DESCRIPTION (provided by applicant): The long-term objective of this proposal is to better understand the relationship between molecular structure and physiologic function in voltage-gated sodium channels (Navs). The specific aims focus on the role of two regions of cardiac Navs (hNavl.5), transmembrane segment 6 in domains 1 and 2 (D1-S6 and D2-S6), in an electrophysiologic property called slow inactivation. Navs are transmembrane proteins that play a critical role in the normal electrophysiology of excitable tissues, and proper function of Navs is dependent on specific structural characteristics. Amino acid mutations in Navs can alter normal physiologic function, and Nav mutations have been identified that underlie such human conditions as epilepsy, muscle myotonias, and sudden cardiac death syndrome. Several of these mutations affect slow inactivation and thereby alter membrane excitability and normal electrophysiologic function. This proposal addresses the hypothesis that conformational changes in D1-S6 and/or D2-S6 play an important role in the process of slow inactivation. To address this hypothesis, site-directed mutagenesis (alanine, lysine, or cysteine substitutions), a cellular expression system (HEK cells), and patch-clamp techniques will be used to study slow inactivation of wildtype and mutant hNav1.5. The SCAM (substituted-cysteine accessibility method) technique using methanethiosulfonate (MTS) agents and the cysteine-substituted mutants will be employed to look for molecular movement in these regions associated with slow inactivation. Experiments will be performed to compare slow inactivation in wild-type and mutants Navs. Cysteine-substituted mutants will be studied before and after MTS exposure using specific voltage protocols to assess state-dependent (e.g., slowinactivated) effects on MTS accessibility. The results will provide valuable information on molecular mechanisms and protein conformational changes during slow inactivation of Navs. This information will be useful for understanding heart Nav channelopathies such as long QT and Brugada syndromes.

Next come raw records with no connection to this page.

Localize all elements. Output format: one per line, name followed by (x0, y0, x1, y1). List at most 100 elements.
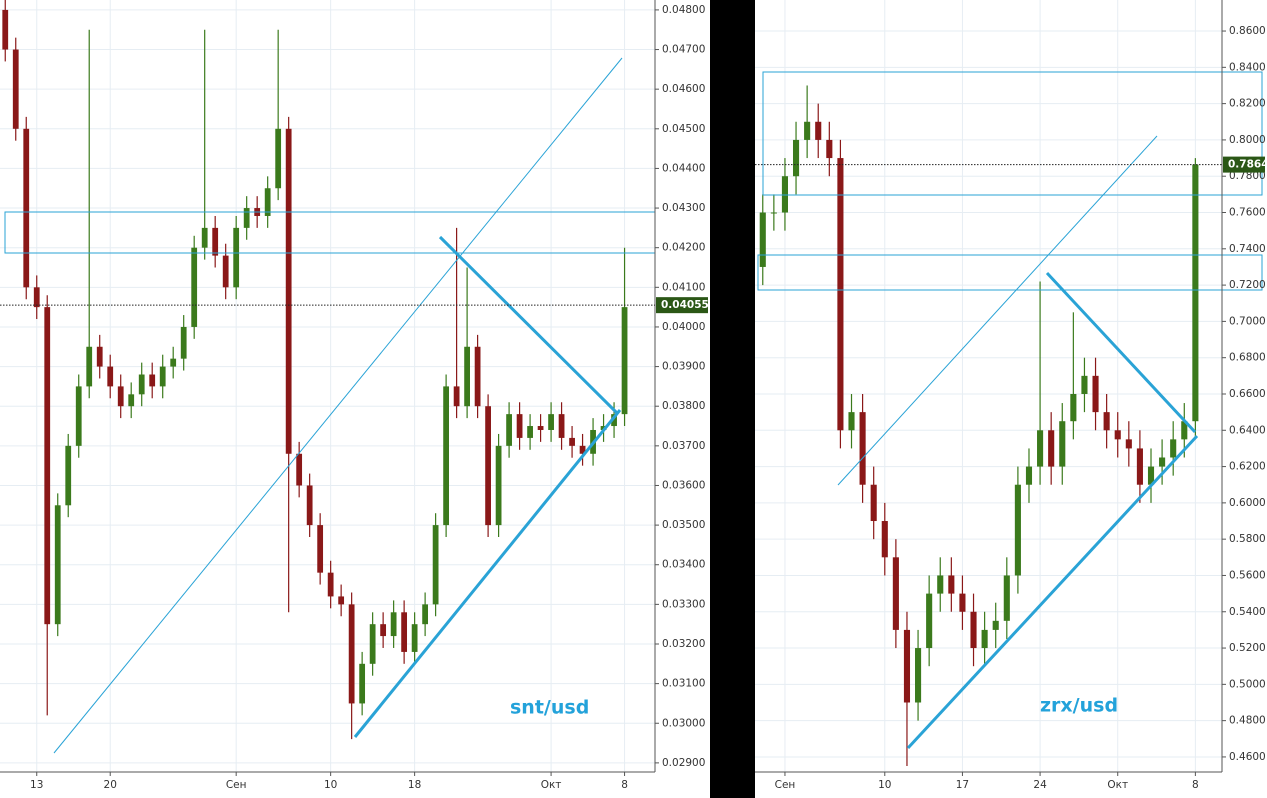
trendline (837, 135, 1158, 486)
candle-body (23, 128, 30, 288)
y-tick-label: 0.5600 (1229, 569, 1266, 581)
candle-body (1136, 448, 1143, 485)
candle-body (170, 358, 177, 367)
y-tick-label: 0.7800 (1229, 170, 1266, 182)
candle-body (453, 386, 460, 407)
candle-body (915, 648, 922, 703)
y-tick-label: 0.04400 (662, 162, 705, 174)
trendline (1045, 271, 1197, 434)
candle-body (128, 394, 135, 407)
y-tick-label: 0.6800 (1229, 352, 1266, 364)
candle-body (338, 596, 345, 605)
zone (762, 71, 1263, 196)
y-tick-label: 0.03000 (662, 717, 705, 729)
candle-body (527, 426, 533, 438)
candle-body (892, 557, 899, 630)
candle-body (390, 612, 397, 637)
candle-body (926, 593, 933, 649)
x-tick-label: 8 (1192, 779, 1199, 791)
candle-body (781, 176, 789, 213)
last-price-label: 0.7864 (1228, 159, 1267, 171)
candle-body (432, 525, 439, 605)
x-tick-label: 10 (878, 779, 891, 791)
y-tick-label: 0.6400 (1229, 424, 1266, 436)
y-tick-label: 0.8600 (1229, 25, 1266, 37)
y-tick-label: 0.03100 (662, 678, 705, 690)
candle-body (792, 139, 800, 177)
last-price-box (1223, 156, 1265, 173)
y-tick-label: 0.04800 (662, 4, 705, 16)
candle-body (569, 437, 575, 446)
y-tick-label: 0.03800 (662, 400, 705, 412)
y-tick-label: 0.6200 (1229, 461, 1266, 473)
candle-body (1048, 430, 1055, 467)
candle-body (1147, 466, 1155, 485)
candle-body (804, 121, 811, 140)
candle-body (485, 406, 491, 526)
candle-body (1181, 421, 1188, 440)
y-tick-label: 0.7400 (1229, 243, 1266, 255)
candle-body (348, 604, 355, 704)
candle-body (558, 414, 565, 438)
x-tick-label: 20 (104, 779, 117, 791)
candle-body (275, 128, 282, 189)
candle-body (191, 247, 198, 327)
candle-body (86, 346, 93, 387)
candle-body (317, 525, 324, 573)
candle-body (243, 208, 250, 228)
x-tick-label: 10 (324, 779, 337, 791)
candle-body (54, 505, 61, 625)
candle-body (579, 445, 586, 454)
candle-body (537, 426, 544, 430)
candle-body (1114, 430, 1121, 440)
candle-body (1014, 484, 1021, 576)
candle-body (621, 307, 628, 415)
candle-body (443, 386, 450, 526)
candle-body (1025, 466, 1033, 485)
candle-body (180, 326, 187, 359)
candle-body (474, 346, 481, 407)
candle-body (1003, 575, 1010, 621)
y-tick-label: 0.04500 (662, 123, 705, 135)
candle-body (296, 453, 303, 486)
y-tick-label: 0.5800 (1229, 533, 1266, 545)
x-tick-label: Сен (775, 779, 796, 791)
candle-body (12, 49, 19, 129)
candle-body (992, 620, 999, 630)
candle-body (2, 9, 9, 50)
y-tick-label: 0.04200 (662, 242, 705, 254)
candle-body (1059, 421, 1066, 467)
candle-body (33, 287, 40, 308)
candle-body (96, 346, 103, 367)
candle-body (837, 158, 844, 431)
candle-body (495, 445, 502, 526)
y-tick-label: 0.03400 (662, 559, 705, 571)
x-tick-label: 18 (408, 779, 421, 791)
y-tick-label: 0.04100 (662, 281, 705, 293)
candle-body (1037, 430, 1044, 467)
y-tick-label: 0.8200 (1229, 98, 1266, 110)
y-tick-label: 0.03900 (662, 361, 705, 373)
trendline (438, 235, 619, 415)
candle-body (959, 593, 966, 612)
candle-body (826, 139, 833, 159)
y-tick-label: 0.04600 (662, 83, 705, 95)
candle-body (948, 575, 955, 594)
x-tick-label: 24 (1033, 779, 1047, 791)
candle-body (1092, 375, 1099, 413)
candle-body (285, 128, 292, 454)
x-tick-label: 13 (30, 779, 43, 791)
candle-body (548, 414, 554, 430)
candle-body (759, 212, 766, 267)
y-tick-label: 0.04000 (662, 321, 705, 333)
candle-body (264, 188, 271, 216)
y-tick-label: 0.6000 (1229, 497, 1266, 509)
x-tick-label: Окт (1107, 779, 1128, 791)
candle-body (327, 572, 334, 597)
candle-body (75, 386, 82, 446)
candle-body (401, 612, 408, 652)
candle-body (516, 414, 523, 438)
candle-body (937, 575, 944, 594)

描述(由申请人提供)：该提案的长期目标是更好地了解电压门控钠通道(NAV)中分子结构和生理功能之间的关系。具体目标集中在心脏NAV的两个区域(hNav1.5)，结构域1和2的跨膜段6(D1-S6和D2-S6)在一种称为缓慢失活的电生理特性中所起的作用。NAV是一种跨膜蛋白，在可兴奋组织的正常电生理中起着至关重要的作用，其正常功能依赖于特定的结构特征。NAV中的氨基酸突变可以改变正常的生理功能，NAV突变已被发现是癫痫、肌强直和心源性猝死综合征等人类疾病的基础。这些突变中有几个会影响缓慢的失活，从而改变膜的兴奋性和正常的电生理功能。这一建议解决了D1-S6和/或D2-S6的构象变化在缓慢失活过程中发挥重要作用的假说。为了解决这一假设，将使用定点突变(丙氨酸、赖氨酸或半胱氨酸替代)、细胞表达系统(HEK细胞)和膜片钳技术来研究野生型和突变型hNav1.5的缓慢失活。使用甲硫磺酸盐(MTS)试剂和半胱氨酸取代突变体的SCAM(取代半胱氨酸可及性方法)技术将被用来寻找这些与缓慢失活相关的区域中的分子运动。将进行实验来比较野生型和突变型Navs的缓慢失活。半胱氨酸替代突变体将在MTS暴露前后使用特定的电压方案进行研究，以评估状态依赖(例如，缓慢失活)对MTS可及性的影响。这些结果将为研究NAV在缓慢失活过程中的分子机制和蛋白质构象变化提供有价值的信息。这些信息将有助于了解心脏导航通道病变，如长QT和Brugada综合征。